Even in a challengine economy, children can learn the benefits of doing work that benefits others. Volunteering or other philanthropic endeavors can teach important life lessons and help kids feel good about themselves in the process.
According to radio host and rabbi Shmuley Boteach, "When we don't give kids responsibilities, we pay the price. Kids can become lazy and complacent and too self-focused. Volunteering and giving back prevents that and helps others."
There are many ways children can get involved, whether working alongside their parents or doing activities all on their own. Here are some age-appropriate volunteer ideas.
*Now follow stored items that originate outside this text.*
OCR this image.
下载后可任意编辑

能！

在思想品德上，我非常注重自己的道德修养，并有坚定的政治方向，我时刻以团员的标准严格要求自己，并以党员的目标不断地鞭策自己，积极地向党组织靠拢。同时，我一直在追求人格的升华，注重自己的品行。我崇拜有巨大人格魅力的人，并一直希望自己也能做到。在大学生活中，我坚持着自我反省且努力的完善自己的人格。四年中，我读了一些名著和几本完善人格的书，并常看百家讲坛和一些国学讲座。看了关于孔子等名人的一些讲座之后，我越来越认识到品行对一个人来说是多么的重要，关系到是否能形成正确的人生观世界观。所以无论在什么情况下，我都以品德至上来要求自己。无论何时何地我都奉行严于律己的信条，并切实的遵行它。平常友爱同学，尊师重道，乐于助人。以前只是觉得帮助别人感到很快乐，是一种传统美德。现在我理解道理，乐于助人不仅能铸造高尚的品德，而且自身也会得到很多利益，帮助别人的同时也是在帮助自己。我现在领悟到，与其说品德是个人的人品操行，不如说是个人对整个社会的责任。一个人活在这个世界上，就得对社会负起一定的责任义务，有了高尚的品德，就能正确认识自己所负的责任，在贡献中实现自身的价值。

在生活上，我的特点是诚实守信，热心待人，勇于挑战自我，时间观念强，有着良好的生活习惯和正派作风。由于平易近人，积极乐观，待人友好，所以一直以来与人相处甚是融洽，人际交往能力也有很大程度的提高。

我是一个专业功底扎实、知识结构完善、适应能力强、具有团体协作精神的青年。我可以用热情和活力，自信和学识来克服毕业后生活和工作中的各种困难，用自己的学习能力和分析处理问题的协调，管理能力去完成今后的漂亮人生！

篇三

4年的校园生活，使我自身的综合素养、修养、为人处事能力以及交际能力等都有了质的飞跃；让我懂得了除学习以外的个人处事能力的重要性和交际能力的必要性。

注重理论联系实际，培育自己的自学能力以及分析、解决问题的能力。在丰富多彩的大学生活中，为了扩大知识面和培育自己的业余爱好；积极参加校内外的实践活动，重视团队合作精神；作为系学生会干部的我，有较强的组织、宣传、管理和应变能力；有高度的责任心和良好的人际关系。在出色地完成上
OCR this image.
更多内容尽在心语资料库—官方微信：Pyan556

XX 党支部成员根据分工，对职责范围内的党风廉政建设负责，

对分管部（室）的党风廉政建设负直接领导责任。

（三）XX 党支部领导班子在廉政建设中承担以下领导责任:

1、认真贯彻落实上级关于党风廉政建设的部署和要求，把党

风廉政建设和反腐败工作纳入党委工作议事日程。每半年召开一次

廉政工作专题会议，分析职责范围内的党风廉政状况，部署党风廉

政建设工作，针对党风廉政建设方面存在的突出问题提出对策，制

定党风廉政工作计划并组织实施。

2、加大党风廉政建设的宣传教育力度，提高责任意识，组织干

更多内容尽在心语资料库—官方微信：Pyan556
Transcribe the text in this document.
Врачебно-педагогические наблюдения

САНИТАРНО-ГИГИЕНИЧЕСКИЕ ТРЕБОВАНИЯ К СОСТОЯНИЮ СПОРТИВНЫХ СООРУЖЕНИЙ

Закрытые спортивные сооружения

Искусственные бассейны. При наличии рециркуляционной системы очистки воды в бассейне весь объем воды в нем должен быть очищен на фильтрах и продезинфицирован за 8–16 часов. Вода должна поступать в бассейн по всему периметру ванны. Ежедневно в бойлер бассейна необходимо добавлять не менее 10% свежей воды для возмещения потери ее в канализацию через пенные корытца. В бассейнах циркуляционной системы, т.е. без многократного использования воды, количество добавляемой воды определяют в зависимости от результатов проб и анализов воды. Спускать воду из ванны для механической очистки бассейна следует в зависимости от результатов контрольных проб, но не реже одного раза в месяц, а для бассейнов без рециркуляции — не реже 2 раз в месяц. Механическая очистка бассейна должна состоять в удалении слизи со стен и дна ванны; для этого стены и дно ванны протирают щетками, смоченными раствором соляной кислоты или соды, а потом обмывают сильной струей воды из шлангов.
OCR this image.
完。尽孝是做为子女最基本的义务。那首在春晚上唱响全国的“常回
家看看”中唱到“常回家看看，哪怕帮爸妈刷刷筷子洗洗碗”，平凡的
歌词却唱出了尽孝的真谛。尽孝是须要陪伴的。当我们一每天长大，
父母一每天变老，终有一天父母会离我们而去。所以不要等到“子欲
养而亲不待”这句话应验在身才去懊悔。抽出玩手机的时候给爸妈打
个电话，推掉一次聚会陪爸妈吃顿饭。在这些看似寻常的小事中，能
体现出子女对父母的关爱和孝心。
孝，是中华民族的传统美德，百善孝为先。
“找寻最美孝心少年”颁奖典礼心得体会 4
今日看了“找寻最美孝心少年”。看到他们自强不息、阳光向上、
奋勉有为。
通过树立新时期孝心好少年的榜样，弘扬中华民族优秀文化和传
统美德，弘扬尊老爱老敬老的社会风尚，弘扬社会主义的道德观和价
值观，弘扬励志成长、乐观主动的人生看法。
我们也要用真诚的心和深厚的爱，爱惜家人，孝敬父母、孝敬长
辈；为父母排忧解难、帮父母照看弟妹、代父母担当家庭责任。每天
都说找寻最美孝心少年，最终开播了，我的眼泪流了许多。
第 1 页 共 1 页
5 to 8: Children of this age tend to like doing things with their hands. Activities that foster this enjoyment are beneficial to all. Ideas for kids to consider include working at a soup kitchen or helping parents deliver food to needy individuals. They can also be an asset at a senior center, playing board games with the elderly who may not have grandchildren of their own.
9 to 13: Adolescents can partake in volunteer work that enables them to be a bit more independent. A good idea is for kids to volunteer to do work around the neighborhood for different neighbors. Perhaps someone needs help maintaining the front lawn. Someone else may appreciate snow shoveling services. Older children can help shop for groceries for house-bound individuals.
14 and up: Teenagers can do activities that fit with their ideals. Maybe they want to help clean up a beach or a park. Others can help renovate an abandoned lot into a skateboard park or kids play area. Kids may want to volunteer at school by being mentors to younger students. There are so many opportunities.
Keep in mind that parents should not force their children to volunteer. It should be a completely voluntary process. Bring up the idea and talk about the benefits of being generous to others. Chances are kids will want to get involved one way or another.